Para dar mayor empaque y aspecto señorial,  construyeron los Alcázares de Kibir Nasir y el de Siguir, la Mezquita Mayor  con su alminar y minarete  para el cantaor o almuédano, tres arrabales hicieron fuera del recinto de la población en terreno no cultivado susceptible de ser puesto algún día en producción, se agrupó al personal por gremios   en relación con sus oficios facilitándoles al menos  vivienda gratuita, también se mandó hacer una mezquita pequeñica en los suburbios y otra en los no muy lejanos  arrabales y en las alquerías de las huertas, al quedar bastante alejadas del conjunto de calles que componían la medina.

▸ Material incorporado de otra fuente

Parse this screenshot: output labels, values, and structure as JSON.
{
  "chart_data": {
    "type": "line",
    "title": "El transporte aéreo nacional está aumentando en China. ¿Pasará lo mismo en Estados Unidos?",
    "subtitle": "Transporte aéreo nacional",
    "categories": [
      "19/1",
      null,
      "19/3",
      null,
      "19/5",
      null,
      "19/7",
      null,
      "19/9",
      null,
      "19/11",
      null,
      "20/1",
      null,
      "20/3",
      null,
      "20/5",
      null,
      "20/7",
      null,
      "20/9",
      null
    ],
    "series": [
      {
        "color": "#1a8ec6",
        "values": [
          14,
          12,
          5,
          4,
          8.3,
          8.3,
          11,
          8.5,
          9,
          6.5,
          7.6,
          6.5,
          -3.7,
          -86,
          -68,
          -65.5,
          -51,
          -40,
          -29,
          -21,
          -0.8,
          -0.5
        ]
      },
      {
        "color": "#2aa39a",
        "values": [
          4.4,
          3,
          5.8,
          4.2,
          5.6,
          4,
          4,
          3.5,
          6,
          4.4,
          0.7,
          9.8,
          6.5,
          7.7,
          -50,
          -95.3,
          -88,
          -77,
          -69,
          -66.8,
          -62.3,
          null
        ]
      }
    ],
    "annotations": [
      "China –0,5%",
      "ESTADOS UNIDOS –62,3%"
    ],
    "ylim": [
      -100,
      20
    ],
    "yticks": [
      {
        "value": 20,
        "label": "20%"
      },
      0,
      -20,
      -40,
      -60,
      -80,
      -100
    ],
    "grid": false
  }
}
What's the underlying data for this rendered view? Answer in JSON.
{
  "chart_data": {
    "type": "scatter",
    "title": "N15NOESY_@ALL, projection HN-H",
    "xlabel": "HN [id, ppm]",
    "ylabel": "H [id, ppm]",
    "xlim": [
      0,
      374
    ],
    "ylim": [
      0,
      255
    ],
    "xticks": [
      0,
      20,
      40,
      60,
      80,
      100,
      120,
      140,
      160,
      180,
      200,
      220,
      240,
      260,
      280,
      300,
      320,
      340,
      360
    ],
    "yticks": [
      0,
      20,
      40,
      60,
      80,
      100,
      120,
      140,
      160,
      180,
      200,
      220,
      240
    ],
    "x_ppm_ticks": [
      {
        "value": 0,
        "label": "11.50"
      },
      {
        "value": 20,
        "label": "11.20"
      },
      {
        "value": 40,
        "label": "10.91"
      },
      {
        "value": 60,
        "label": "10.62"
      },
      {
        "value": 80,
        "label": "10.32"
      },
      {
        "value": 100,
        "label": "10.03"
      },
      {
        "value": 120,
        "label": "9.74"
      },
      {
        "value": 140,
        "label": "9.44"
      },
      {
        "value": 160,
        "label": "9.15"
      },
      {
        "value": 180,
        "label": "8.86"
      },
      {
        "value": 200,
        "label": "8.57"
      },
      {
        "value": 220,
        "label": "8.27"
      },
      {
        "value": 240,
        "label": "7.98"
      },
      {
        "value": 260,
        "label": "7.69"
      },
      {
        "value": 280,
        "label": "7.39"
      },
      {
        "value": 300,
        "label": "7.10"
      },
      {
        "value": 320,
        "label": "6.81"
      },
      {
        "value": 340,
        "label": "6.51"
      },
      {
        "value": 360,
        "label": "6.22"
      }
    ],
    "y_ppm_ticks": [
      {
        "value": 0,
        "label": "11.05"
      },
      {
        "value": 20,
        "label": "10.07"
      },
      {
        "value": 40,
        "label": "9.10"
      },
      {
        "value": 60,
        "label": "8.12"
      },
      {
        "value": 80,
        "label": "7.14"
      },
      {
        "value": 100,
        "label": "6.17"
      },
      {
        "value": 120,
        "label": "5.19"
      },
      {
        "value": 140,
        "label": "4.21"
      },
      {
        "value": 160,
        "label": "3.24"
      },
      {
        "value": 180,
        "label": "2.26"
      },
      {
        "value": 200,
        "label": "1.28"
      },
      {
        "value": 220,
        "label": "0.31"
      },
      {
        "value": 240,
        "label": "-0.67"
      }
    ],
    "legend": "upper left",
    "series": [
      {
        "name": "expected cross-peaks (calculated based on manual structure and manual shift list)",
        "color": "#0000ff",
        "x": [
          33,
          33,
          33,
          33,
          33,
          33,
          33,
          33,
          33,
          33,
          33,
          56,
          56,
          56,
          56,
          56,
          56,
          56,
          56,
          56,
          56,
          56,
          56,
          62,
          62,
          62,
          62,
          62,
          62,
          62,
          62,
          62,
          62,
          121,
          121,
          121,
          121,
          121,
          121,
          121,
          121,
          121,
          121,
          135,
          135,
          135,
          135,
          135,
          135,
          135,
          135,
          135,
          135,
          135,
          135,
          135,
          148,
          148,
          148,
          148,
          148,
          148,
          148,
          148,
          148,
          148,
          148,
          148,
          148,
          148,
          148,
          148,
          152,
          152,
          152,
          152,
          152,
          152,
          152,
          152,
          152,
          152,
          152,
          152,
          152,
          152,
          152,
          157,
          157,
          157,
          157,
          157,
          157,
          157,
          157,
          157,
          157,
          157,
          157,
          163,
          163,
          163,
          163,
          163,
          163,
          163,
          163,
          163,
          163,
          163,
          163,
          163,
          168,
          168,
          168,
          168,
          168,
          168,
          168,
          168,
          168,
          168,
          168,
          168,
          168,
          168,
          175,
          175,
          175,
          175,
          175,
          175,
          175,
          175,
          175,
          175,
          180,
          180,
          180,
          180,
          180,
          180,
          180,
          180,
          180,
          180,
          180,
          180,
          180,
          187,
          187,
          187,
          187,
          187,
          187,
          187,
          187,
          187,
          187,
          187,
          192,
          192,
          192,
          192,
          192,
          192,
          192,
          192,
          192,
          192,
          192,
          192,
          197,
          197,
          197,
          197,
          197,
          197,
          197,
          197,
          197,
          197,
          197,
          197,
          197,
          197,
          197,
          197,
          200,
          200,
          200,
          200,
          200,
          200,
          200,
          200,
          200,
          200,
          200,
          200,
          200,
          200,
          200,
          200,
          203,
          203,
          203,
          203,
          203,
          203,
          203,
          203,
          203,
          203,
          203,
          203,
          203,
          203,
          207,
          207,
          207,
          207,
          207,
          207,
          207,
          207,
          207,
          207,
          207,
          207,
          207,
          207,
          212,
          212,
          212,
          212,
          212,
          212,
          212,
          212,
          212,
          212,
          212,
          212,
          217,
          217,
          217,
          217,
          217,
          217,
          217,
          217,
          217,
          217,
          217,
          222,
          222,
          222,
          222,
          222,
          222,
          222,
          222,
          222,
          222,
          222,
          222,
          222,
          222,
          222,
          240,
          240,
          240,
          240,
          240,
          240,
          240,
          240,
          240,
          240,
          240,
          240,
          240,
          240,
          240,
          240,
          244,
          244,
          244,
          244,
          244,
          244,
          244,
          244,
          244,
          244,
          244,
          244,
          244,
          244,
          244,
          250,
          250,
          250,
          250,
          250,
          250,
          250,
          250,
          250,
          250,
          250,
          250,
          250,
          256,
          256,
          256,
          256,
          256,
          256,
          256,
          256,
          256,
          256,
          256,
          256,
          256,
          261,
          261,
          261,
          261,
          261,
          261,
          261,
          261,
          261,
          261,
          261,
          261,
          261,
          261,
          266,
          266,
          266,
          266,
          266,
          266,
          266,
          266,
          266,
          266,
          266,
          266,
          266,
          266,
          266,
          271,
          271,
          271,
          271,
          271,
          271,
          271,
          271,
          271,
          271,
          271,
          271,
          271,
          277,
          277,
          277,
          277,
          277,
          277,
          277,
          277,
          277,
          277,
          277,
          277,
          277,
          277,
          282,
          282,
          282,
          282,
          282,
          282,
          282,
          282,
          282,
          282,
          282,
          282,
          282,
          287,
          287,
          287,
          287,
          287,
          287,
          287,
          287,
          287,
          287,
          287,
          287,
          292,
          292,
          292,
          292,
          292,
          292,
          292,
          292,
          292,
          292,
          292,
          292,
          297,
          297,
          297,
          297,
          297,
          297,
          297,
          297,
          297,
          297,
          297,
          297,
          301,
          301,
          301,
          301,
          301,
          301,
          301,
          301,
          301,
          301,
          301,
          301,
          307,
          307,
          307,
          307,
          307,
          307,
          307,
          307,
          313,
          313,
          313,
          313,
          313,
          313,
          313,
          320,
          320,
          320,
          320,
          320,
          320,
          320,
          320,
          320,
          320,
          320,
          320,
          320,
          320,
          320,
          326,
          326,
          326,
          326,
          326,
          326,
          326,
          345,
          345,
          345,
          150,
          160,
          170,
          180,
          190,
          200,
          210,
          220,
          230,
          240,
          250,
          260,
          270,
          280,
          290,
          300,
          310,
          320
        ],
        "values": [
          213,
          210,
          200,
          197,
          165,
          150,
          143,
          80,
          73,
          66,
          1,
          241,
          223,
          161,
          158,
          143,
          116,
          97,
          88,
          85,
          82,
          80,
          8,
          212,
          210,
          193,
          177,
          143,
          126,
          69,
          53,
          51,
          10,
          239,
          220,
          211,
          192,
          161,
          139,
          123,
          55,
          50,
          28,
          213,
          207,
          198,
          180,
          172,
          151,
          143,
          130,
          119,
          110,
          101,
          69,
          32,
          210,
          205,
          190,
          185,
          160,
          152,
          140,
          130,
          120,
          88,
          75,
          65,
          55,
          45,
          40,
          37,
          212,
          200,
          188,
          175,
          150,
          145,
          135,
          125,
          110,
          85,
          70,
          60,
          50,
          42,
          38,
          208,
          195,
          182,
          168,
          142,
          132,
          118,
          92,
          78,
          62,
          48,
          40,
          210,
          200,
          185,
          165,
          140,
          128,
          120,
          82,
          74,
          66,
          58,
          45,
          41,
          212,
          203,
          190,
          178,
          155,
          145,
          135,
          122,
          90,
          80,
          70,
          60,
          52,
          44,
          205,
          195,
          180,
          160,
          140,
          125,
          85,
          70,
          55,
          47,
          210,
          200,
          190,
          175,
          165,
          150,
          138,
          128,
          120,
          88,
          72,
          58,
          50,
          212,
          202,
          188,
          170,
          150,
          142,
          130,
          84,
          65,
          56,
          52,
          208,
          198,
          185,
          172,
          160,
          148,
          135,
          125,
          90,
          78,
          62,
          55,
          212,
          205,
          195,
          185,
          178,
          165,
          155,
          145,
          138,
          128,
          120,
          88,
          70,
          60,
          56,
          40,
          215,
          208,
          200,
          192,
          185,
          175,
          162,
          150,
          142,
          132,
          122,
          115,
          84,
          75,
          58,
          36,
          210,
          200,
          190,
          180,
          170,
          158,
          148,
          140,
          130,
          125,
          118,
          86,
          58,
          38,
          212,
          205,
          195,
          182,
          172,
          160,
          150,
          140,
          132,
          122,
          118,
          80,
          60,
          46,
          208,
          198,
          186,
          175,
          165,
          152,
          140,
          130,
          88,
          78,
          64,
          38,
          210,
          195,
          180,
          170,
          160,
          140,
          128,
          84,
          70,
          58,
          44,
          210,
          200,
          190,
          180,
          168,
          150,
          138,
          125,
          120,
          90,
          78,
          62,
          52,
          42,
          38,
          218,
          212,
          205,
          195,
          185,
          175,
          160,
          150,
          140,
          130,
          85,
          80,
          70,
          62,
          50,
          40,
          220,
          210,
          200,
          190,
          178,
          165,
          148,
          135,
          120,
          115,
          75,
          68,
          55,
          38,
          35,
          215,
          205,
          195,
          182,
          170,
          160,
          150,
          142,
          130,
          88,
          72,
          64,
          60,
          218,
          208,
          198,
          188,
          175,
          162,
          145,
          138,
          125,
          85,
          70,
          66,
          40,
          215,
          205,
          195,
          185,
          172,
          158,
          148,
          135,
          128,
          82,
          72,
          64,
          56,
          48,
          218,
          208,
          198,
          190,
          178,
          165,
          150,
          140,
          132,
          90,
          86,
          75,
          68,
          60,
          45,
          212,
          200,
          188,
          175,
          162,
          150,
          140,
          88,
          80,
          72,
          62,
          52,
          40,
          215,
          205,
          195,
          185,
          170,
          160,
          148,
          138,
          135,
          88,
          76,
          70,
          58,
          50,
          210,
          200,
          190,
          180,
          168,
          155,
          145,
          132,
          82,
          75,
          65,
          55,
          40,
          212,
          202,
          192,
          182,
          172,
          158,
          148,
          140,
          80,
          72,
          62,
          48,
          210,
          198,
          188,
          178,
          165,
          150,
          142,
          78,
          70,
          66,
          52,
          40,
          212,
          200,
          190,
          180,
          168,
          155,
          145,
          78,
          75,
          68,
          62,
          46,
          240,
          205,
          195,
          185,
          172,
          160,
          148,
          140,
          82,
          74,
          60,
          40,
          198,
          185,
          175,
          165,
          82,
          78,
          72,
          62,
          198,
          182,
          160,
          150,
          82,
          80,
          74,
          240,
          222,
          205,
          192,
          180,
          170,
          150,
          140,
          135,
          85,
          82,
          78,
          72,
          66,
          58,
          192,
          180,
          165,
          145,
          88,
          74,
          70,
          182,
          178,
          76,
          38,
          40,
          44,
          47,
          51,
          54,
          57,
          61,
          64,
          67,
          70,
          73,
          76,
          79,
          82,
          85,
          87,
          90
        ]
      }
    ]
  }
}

 Algún siglo después de su inauguración hicieron el Palacio de Darar Xarife,  este  sirvió de residencia a Sa´d Ben Mardinex, conocido como el rey Lobo de Murcia de las crónicas cristianas, este nombre tras muchos siglos sirvió de apellido a muchos millones de murcianos, también hicieron la torre de Calat-Majul en el Barrio de San Juan, junto al hospital del mismo nombre que allí hubo en el siglo XX.  

En Monteagudo construyeron  dos alcazabas con  sus  castillos, uno se llamaba al-Faray, (el famoso arqueólogo Torres Balbas lo identifica como el Castillejo), desde ese punto se divisa las proximidades de Orihuela, pudiendo esfisar al contrincante por si acaso se ponía en marcha, dando tiempo a calentar el aceite para la defensa,   por si las moscas y  les daba por venir en son de guerra los cartageneros y los oriolanos, el otro castillo tiene un nombre muy significativo se llama oficialmente Larache,  de momento aquí doy por finalizada esta narración con el cachondeo y guasa que estas cosas  requieren.

                                               


                                     HASTA OTRO DÍA.